Here’s Mike planting.
After a few hours, when we thought Mike was almost finished, we discovered that the pipes on the drill had filled up with seeds, and the seeds were dropping out the tops, through the joints and the holes around the turning shafts, but not out the bottoms of the tubes, where they were supposed to be coming out. And the whole machine was plugged up with seeds. It looked like the drill wouldn’t work as a broadcast spreader, and now we had to figure out how to get all our seeds out.

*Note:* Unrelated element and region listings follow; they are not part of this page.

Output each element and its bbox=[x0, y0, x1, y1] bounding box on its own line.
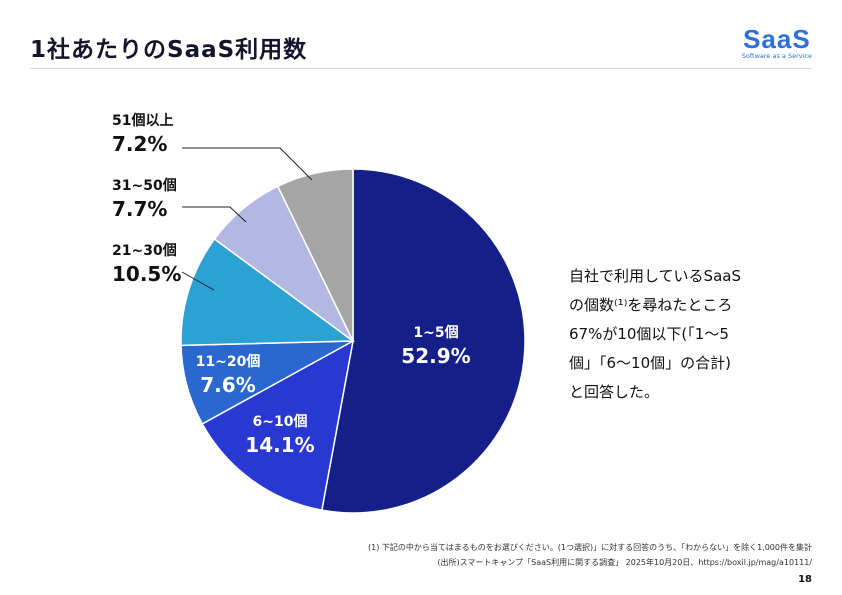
slice-category-label: 11~20個 bbox=[196, 353, 261, 370]
annotation-line: の個数⁽¹⁾を尋ねたところ bbox=[569, 296, 733, 314]
annotation-text: 自社で利用しているSaaS の個数⁽¹⁾を尋ねたところ 67%が10個以下(「1… bbox=[569, 262, 769, 407]
logo-sub: Software as a Service bbox=[741, 52, 812, 60]
slice-category-label: 6~10個 bbox=[253, 413, 308, 430]
slice-value-label: 7.2% bbox=[112, 132, 167, 156]
slice-value-label: 10.5% bbox=[112, 262, 181, 286]
slice-value-label: 7.7% bbox=[112, 197, 167, 221]
slice-value-label: 14.1% bbox=[245, 433, 314, 457]
page-title: 1社あたりのSaaS利用数 bbox=[30, 37, 308, 63]
saas-logo: SaaS Software as a Service bbox=[742, 26, 812, 60]
annotation-line: と回答した。 bbox=[569, 383, 660, 401]
slice-value-label: 52.9% bbox=[401, 344, 470, 368]
slice-category-label: 21~30個 bbox=[112, 242, 177, 259]
leader-line bbox=[182, 147, 313, 181]
annotation-line: 67%が10個以下(「1〜5 bbox=[569, 325, 729, 343]
slice-value-label: 7.6% bbox=[200, 373, 255, 397]
logo-main: SaaS bbox=[743, 24, 811, 54]
title-divider bbox=[30, 68, 812, 69]
slice-category-label: 1~5個 bbox=[413, 324, 458, 341]
annotation-line: 自社で利用しているSaaS bbox=[569, 267, 741, 285]
page-number: 18 bbox=[798, 574, 812, 585]
slice-category-label: 51個以上 bbox=[112, 112, 173, 129]
footnote: (1) 下記の中から当てはまるものをお選びください。(1つ選択)」に対する回答の… bbox=[368, 543, 812, 552]
pie-slice bbox=[320, 168, 526, 514]
pie-slice bbox=[201, 339, 355, 512]
leader-line bbox=[181, 271, 215, 291]
pie-slice bbox=[180, 237, 356, 347]
annotation-line: 個」「6〜10個」の合計) bbox=[569, 354, 731, 372]
pie-slice bbox=[276, 168, 354, 342]
leader-line bbox=[182, 206, 247, 223]
source-note: (出所)スマートキャンプ「SaaS利用に関する調査」 2025年10月20日、h… bbox=[437, 558, 812, 567]
slice-category-label: 31~50個 bbox=[112, 177, 177, 194]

The next day was a beautiful warm sunny day, so we decided to try again. We tried planting the field around the septic system, actually drilling the seeds, but the tubes still filled up. Finally we figured out that the phone number for Truax, the maker of the drill, was painted on the side of the drill, and we called Mr. Truax himself. He told us that we needed to clean out all the tubes, which meant taking the whole drill apart; and raise the front cutter wheels, because they are the things that catch the cornstalks. So we did. It took us all morning, but at least we felt we were making progress. We did it in the entrance to the garage, in the sun, and we swept up the seeds from the floor when were finished.

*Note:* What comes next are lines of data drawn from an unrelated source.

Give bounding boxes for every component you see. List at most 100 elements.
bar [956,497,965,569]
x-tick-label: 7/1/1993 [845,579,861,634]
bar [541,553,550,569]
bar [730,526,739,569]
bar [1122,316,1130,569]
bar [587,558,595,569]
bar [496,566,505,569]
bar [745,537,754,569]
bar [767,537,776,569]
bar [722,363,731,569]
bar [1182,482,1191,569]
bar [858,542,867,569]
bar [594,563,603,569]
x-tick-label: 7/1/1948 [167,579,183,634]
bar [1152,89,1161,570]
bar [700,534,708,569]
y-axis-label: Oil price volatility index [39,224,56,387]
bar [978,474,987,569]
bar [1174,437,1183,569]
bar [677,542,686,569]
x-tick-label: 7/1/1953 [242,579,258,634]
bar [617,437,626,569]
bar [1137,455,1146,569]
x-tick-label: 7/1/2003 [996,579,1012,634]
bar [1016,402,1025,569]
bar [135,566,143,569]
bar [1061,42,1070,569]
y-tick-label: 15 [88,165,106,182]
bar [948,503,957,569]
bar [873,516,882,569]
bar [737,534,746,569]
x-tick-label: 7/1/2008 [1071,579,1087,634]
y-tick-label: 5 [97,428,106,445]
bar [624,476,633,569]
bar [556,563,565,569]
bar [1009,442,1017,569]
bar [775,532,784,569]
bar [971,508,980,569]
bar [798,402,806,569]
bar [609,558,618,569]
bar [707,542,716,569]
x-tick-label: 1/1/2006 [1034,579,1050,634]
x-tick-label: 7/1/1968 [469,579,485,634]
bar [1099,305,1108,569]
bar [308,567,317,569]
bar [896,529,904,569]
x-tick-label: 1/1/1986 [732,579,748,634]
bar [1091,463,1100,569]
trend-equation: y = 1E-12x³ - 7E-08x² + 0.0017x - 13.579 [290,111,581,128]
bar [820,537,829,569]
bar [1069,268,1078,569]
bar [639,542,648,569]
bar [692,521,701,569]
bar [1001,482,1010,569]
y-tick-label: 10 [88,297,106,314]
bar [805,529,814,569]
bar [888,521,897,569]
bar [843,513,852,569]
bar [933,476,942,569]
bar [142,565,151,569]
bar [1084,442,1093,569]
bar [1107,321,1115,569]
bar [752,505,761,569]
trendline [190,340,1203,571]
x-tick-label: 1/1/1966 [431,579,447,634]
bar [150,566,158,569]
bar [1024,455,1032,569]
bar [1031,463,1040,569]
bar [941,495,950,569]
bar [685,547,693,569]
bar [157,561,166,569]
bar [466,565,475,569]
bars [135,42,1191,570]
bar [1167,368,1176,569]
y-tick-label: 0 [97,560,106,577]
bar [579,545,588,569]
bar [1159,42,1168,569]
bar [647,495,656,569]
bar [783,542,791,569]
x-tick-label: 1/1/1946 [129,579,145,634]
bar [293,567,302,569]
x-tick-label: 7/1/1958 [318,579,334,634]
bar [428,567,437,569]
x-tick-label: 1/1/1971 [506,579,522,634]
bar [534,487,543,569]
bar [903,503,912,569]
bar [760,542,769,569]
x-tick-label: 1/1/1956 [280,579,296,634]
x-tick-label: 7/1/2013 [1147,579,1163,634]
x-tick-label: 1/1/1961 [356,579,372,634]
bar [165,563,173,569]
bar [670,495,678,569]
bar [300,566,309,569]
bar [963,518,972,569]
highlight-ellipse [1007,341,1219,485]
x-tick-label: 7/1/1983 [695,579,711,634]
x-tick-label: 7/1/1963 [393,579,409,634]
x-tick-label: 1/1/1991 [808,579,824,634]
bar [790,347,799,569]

When we went back up to the top and tried drilling again, it worked! So, Mike set off, again, to plant the field. We had one more setback – the small tubes, that the smooth seeds fall through, plugged up, but Jim Truax helped us through that one too. It turns out that those small, smooth seeds need to be completely clean. Any sticks or fuzzy things will catch in the tubes and block them up. So we cleaned out the tubes, took the small seeds out, poured them into the big bin on top of the fuzzy seeds, and finished up the field. We didn’t finish until after dark, and we replanted the septic system field in the dark.
We planted 77 species in this prairie – 12 species of grass and 65 species of forbs (flowers). I tried to get about 50 seeds per square foot – 16 grass seeds and 36 forb seeds.
This is a view from the eastern edge of the field looking west, a few weeks later.